(2eb) Exploring Antibody Design Space with Deep Learning Models

In the last decade, protein structural biology has come of age with groundbreaking advances in structure determination techniques such as Cryo-EM¹ and Artificial Intelligence (AI) accelerated computational models^2,3. We are in an age of abundance of structure and sequence data.^4–6 And while AI models have found unprecedented success in predicting structure and will continue to do so for related problems over the next decade, we are only beginning to parse the underlying sequence^7,8 and structural motifs (or patterns) that lead to function and dysfunction in different biological contexts. AI models, especially deep learning (DL) models can be applied to learn meaningful and rich representations of the building blocks of proteins at the sequence and structural level. Such models will eventually emerge to encode the complex patterns that capture evolution, diversification and continued fine-tuning of structure and sequence motifs to effect complex function and enable life at the level of cells, tissues and systems.

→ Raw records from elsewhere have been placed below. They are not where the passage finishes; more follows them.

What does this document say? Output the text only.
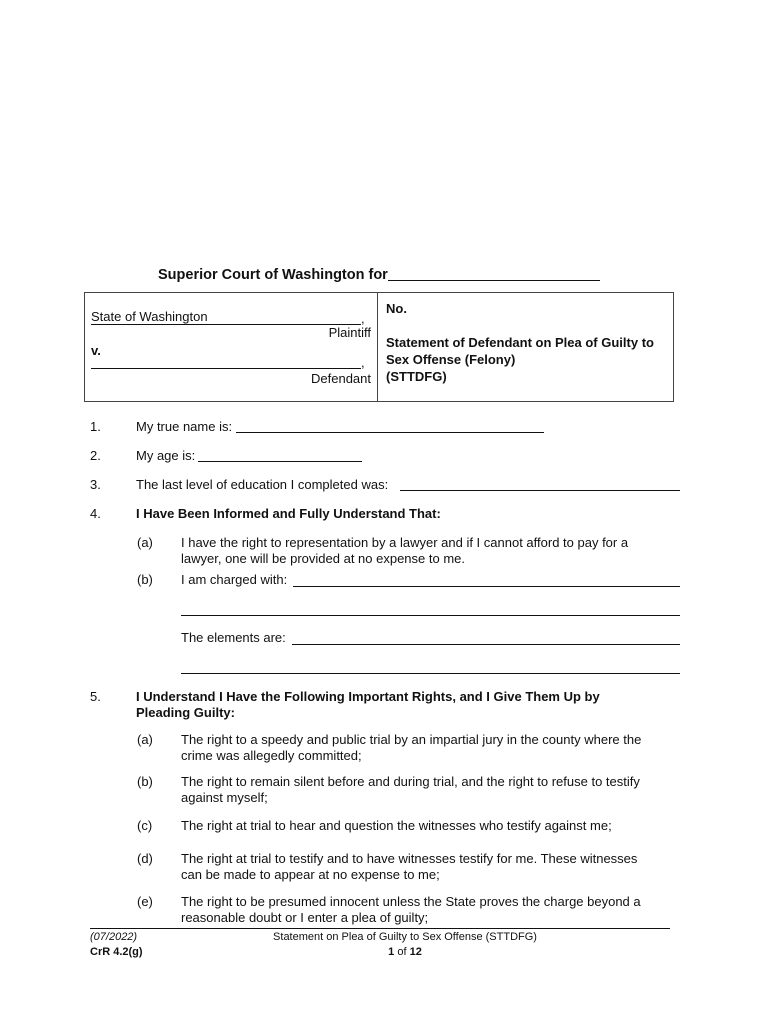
Superior Court of Washington for
State of Washington	,
Plaintiff
v.
,
Defendant
No.
Statement of Defendant on Plea of Guilty to
Sex Offense (Felony)
(STTDFG)
1.	My true name is:
2.	My age is:
3.	The last level of education I completed was:
4.	I Have Been Informed and Fully Understand That:
(a) I have the right to representation by a lawyer and if I cannot afford to pay for a
lawyer, one will be provided at no expense to me.
(b) I am charged with:
The elements are:
5.	I Understand I Have the Following Important Rights, and I Give Them Up by
Pleading Guilty:
(a) The right to a speedy and public trial by an impartial jury in the county where the
crime was allegedly committed;
(b) The right to remain silent before and during trial, and the right to refuse to testify
against myself;
(c) The right at trial to hear and question the witnesses who testify against me;
(d) The right at trial to testify and to have witnesses testify for me. These witnesses
can be made to appear at no expense to me;
(e) The right to be presumed innocent unless the State proves the charge beyond a
reasonable doubt or I enter a plea of guilty;
(07/2022)
CrR 4.2(g)
Statement on Plea of Guilty to Sex Offense (STTDFG)
1 of 12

I aim to apply AI tools such as deep learning to learn rich meaningful representations to build bottom-up models describing protein structural and functional motifs in different contexts. Furthermore, I aim to tweak, modulate, repurpose, and engineer these motifs to 1) recapitulate known structure-function relationships, 2) investigate how they contribute to normal and diseased states of proteins and protein-protein systems, and 3) extrapolate them to discover and engineer de novo structure-function relationships. As a Principal Investigator, I aim to pursue to the following research goals:

1. Investigate whether the sequence and structural motifs at antibody-antigen interfaces are learnable in a manner that allows us to engineer antibodies to target specific antigens.
2. Determine the structural determinants of high specificity or high-affinity interactions at the antibody antigen and protein-protein interfaces
3. Apply learned representations of sequence and structural motifs at interfaces to engineer bottom-up designs of antibody-antigen interfaces with context-specific motifs that encode desired properties
4. Decipher the sequence and structural motifs that are determinants of the “self” and “non-self” recognition by the immune system
5. Implement deep learning models to learn structural motifs that determine various mechanisms that encode enzyme specificity to enable bottom-up design of de novo enzymes with finely tuned specificities

References

1. Herzik Jr, M. A. Cryo-electron microscopy reaches atomic resolution. Nature 587, 39–40 (2020).
2. Gao, W., Mahajan, S. P., Sulam, J. & Gray, J. J. Deep Learning in Protein Structural Modeling and Design. Patterns 1, 100142 (2020).
3. Jumper, J. et al. Highly accurate protein structure prediction with AlphaFold. Nature (2021) doi:10.1038/s41586-021-03819-2.
4. Varadi, M. et al. AlphaFold Protein Structure Database: massively expanding the structural coverage of protein-sequence space with high-accuracy models. Nucleic Acids Res. 50, D439–D444 (2022).
5. Suzek, B. E., Wang, Y., Huang, H., McGarvey, P. B. & Wu, C. H. UniRef clusters: a comprehensive and scalable alternative for improving sequence similarity searches. Bioinformatics 31, 926–932 (2015).
6. Hsu, C. et al. Learning inverse folding from millions of predicted structures. 2, 1–22 (2022).
7. Meier, J. et al. Language models enable zero-shot prediction of the effects of mutations on protein function. bioRxiv 2021.07.09.450648 (2021).
8. Rives, A. et al. Biological Structure and Function Emerge from Scaling Unsupervised Learning to 250 Million Protein Sequences. bioRxiv 622803 (2019) doi:10.1101/622803.

Teaching Statement

Trained as a Chemical Engineer and having assisted many courses at the undergraduate and graduate levels, I look forward to developing and teaching courses in Chemical engineering. I am also excited to develop several graduate level courses such as Machine Learning for students of Chemical Engineers, Computational methods for protein engineering and Fundamentals of active learning for process design. I aim to design course material that caters to the needs of a diverse group of students with different learning abilities incorporating indirect and direct feedback to improve my teaching materials and technique. I also aim to update course materials to prepare students for a rapidly changing job market, incorporating the latest methods from artificial intelligence and data science.